Figure 7. Peripheral beta 4 subunit of voltage gated calcium channel in children is altered by maternal stress.

(A) Methylation could only be assessed for one CpG in the CACNB4 ngDMR. Amplification of the entire region yielded no PCR product therefore we could only consider two CpGs (chr2: 152898920–152899112). Since one of the two CpGs was a CpG destroying SNP further analysis was restricted to a single position. (A) At time of birth methylation of this CpG shows a significant relationship to the maternal stress score (considering all children either persistently wheezing or showing no respiratory symptoms), (B) while in the same children expression of CACNB4 is decreased to maternal stress. Adjusted p-values were calculated including gender of the child, birth week, age of the mother, mode of delivery, maternal smoking/-medication during pregnancy, parental history of atopy and cell composition as confounding variables.

Figure 8. Downstream targets of the Wnt5A/Ca2+ -signaling pathway are activated in prenatally stressed children.

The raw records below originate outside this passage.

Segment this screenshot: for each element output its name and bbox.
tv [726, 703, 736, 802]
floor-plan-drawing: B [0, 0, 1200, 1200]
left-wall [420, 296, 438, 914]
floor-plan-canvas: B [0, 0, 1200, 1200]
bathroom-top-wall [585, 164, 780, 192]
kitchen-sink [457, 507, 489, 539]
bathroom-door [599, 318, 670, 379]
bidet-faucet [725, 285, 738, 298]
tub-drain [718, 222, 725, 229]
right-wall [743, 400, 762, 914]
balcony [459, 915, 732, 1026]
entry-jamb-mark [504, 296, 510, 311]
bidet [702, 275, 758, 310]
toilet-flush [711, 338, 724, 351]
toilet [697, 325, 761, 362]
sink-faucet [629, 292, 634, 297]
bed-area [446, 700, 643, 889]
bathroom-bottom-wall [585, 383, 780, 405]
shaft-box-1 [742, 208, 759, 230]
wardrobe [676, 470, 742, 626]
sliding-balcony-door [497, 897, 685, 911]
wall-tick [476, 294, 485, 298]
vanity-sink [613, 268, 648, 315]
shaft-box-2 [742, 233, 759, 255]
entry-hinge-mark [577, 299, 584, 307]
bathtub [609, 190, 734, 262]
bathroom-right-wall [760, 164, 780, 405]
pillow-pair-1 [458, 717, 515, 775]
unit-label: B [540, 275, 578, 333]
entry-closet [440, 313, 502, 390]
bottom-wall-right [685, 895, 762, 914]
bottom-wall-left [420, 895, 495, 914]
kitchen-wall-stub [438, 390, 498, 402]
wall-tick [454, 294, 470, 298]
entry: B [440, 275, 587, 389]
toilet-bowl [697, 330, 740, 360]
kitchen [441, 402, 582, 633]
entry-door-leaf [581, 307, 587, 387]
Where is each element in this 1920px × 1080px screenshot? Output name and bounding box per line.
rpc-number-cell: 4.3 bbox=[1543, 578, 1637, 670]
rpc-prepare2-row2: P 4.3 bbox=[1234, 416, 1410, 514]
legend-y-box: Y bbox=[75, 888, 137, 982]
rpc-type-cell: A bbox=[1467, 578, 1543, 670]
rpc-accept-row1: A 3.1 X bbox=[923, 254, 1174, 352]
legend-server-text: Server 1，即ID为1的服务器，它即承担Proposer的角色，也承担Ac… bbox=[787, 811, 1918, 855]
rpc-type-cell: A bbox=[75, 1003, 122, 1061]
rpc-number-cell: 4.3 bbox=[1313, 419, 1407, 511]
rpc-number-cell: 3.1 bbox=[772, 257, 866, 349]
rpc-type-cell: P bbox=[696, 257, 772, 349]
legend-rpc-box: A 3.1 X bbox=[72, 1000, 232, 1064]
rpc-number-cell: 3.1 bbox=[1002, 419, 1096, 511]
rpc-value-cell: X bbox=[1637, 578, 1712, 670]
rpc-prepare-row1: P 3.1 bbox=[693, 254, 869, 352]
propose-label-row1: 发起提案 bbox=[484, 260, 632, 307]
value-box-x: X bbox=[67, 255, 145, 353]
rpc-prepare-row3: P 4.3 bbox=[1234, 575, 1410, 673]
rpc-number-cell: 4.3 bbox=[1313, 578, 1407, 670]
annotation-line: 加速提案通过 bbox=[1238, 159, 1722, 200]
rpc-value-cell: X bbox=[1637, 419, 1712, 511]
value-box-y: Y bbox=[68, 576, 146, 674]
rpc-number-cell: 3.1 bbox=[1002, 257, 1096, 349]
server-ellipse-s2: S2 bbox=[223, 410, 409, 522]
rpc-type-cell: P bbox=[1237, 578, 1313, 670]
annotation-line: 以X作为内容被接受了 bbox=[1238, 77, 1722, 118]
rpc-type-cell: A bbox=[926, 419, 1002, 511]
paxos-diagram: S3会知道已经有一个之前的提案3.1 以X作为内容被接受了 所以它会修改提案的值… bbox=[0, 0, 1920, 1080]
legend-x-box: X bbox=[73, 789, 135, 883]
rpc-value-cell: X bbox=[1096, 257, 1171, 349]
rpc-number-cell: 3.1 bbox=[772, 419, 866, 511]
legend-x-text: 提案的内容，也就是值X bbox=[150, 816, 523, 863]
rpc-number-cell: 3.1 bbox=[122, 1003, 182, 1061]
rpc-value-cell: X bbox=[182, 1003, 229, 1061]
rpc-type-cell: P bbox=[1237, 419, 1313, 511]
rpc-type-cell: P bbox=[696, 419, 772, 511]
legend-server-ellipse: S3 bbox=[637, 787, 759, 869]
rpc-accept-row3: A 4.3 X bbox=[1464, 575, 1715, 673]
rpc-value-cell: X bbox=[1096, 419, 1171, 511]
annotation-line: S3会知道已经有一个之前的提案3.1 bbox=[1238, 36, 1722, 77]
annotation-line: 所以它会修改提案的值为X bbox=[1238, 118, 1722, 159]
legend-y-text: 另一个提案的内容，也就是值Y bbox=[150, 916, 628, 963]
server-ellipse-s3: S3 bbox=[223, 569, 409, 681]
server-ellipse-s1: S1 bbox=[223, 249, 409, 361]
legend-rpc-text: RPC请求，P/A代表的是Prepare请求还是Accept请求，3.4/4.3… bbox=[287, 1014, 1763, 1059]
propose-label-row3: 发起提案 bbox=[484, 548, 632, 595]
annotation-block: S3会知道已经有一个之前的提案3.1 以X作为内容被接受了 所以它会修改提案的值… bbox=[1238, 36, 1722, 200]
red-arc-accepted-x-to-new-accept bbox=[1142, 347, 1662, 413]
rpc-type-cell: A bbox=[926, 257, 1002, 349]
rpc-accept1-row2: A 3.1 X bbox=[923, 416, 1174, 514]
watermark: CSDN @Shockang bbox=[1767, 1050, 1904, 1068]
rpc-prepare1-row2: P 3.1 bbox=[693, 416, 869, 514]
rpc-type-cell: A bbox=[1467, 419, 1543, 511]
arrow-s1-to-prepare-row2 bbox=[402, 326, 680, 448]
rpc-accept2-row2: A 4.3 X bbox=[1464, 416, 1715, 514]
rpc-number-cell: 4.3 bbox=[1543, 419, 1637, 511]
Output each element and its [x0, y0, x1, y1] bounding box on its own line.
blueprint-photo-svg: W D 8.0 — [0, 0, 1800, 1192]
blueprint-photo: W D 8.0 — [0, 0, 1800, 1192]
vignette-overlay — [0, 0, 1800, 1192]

mRNA expression in prenatally highly stressed children is significantly increased for the calcium binding beta subunit of calcineurin PPP3R1 and its downstream target NFATC3 in four year old children (given are p-values adjusted for: gender of the child, birth week, age of the mother, mode of delivery, maternal smoking/-medication during pregnancy and parental history of atopy; +/− 95% CI, whiskers +/− non-outlier range). A positive correlation of the stress score with NFATC3 expression was only observed in late and persistently wheezing children, no correlation of maternal stress score and transcription was observed in children without any respiratory symptoms for both PPP3R1 and NFATC3.